Fortune telling is different from, say, making reasonable forecasts about the likely consequences of certain behaviors. For example, if I, say, go running outside with my bald head in the glaring sunshine for, say, an hour without bothering to put on, like, sunscreen, it’s highly likely I’ll end up with, say, a sunburn that feels like it’s boring into my stupid, stupid brain as I write a blog entry (purely hypothetical).
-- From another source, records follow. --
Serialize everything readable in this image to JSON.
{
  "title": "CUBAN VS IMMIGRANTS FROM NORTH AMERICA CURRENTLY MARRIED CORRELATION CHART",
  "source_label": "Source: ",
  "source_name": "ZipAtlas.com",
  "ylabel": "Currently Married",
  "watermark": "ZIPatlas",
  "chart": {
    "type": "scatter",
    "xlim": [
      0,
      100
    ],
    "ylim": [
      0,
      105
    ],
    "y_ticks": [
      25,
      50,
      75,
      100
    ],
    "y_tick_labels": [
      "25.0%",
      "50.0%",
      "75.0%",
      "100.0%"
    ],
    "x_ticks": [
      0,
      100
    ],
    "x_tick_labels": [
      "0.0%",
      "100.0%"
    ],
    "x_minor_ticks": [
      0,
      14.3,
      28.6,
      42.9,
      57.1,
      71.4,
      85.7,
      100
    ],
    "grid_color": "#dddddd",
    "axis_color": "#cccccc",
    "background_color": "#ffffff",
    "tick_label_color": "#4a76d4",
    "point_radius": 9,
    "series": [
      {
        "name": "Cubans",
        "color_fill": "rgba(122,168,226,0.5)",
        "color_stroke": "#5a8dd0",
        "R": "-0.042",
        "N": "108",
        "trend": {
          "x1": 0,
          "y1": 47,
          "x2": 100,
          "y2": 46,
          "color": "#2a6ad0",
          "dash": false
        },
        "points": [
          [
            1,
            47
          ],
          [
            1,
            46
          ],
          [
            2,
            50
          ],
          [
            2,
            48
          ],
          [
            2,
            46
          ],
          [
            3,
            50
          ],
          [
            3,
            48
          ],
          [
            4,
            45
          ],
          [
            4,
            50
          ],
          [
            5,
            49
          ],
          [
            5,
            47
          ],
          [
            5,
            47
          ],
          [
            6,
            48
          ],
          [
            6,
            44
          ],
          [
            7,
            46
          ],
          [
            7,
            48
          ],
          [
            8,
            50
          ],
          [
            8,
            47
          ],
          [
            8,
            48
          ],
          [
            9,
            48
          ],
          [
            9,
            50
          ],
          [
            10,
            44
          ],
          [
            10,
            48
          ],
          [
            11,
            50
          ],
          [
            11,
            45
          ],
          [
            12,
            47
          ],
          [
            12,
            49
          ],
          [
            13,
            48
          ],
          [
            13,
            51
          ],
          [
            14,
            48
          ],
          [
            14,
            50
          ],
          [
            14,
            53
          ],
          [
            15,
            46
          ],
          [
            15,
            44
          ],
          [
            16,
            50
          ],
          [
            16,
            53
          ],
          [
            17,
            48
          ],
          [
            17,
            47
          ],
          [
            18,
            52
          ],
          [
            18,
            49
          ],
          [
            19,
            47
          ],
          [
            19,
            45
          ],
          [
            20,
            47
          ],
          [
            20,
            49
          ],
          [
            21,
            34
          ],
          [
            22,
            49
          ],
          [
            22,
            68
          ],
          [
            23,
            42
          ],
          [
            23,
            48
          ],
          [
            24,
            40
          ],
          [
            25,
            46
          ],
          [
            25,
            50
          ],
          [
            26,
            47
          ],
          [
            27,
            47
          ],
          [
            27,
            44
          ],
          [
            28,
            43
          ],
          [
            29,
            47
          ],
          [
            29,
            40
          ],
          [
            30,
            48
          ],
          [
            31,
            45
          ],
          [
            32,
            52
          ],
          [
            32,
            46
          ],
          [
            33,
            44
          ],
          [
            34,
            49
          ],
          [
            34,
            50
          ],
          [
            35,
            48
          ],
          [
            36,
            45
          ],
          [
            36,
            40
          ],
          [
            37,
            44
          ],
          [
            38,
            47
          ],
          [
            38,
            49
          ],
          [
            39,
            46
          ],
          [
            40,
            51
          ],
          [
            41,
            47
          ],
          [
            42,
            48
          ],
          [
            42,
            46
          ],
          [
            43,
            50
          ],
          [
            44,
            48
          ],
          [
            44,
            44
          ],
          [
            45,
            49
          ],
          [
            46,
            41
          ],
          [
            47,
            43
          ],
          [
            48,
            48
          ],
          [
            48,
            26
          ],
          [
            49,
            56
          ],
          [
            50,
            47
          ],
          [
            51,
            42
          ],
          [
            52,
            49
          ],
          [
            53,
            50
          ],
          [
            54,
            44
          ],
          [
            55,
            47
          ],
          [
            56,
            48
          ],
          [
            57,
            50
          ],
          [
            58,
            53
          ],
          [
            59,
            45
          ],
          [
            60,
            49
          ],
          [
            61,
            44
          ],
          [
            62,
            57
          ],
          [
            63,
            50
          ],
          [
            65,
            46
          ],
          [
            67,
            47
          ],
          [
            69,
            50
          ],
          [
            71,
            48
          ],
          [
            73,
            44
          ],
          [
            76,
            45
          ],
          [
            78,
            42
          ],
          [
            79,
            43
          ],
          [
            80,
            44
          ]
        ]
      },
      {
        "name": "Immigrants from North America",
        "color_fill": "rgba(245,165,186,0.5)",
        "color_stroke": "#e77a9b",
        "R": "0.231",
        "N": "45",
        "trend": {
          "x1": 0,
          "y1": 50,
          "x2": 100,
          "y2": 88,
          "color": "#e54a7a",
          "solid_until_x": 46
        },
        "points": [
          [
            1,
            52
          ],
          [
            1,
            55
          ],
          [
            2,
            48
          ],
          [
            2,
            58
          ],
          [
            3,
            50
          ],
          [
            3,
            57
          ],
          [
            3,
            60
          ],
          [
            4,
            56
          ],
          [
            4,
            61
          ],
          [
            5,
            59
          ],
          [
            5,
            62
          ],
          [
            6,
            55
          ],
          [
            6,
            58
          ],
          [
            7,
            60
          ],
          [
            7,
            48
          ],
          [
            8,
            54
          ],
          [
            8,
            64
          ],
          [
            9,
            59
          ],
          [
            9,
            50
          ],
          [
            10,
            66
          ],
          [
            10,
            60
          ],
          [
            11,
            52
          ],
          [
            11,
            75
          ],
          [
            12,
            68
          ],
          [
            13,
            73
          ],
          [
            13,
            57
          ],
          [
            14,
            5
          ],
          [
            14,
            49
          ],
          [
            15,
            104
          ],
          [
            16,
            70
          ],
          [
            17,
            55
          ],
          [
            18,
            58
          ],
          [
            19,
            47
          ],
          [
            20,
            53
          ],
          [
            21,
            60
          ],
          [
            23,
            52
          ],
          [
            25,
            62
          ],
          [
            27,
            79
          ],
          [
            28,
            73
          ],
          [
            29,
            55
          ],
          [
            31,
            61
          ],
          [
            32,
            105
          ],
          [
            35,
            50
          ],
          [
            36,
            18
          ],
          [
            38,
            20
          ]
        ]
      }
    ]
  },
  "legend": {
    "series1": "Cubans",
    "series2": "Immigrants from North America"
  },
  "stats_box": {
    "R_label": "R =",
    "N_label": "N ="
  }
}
But that’s an evidence-based hypothesis; I think this, because it might have happened before.

Maybe lots of times. Anyway.

The point being, fortune telling messes with our heads because it reinforces a fantasy that “someday, I’ll come across something awesome, and THEN everything will be cool.” The research suggests that people who really buy into this idea exhibit way, way more depression, anxiety, and anger problems than average (yup, anger problems– psychologists suspect this is because, when “someday” keeps failing to come, people who have bought into this idea via their “magical thinking” eventually get pissed off as they wait for that inconsiderate jerkface Gidot).

One of the reasons the Maestro and I started this dumb blog is because there is so much negative, toxic crap floating around out there. We’re not looking to reinforce anybody’s cognitive distortions– you got plenty of black and white thinking, fortune telling, magical thinking, and other cognitive distortions on your social media every time Donald Trump burps, Kim Kardashian sashays, or an 80’s pop culture icon turns out to be a flawed or malevolent human being.

We just want to eat pizza and be happy. So screw the Perfect Pizza. Let’s chow down on glorious, gooey imperfection.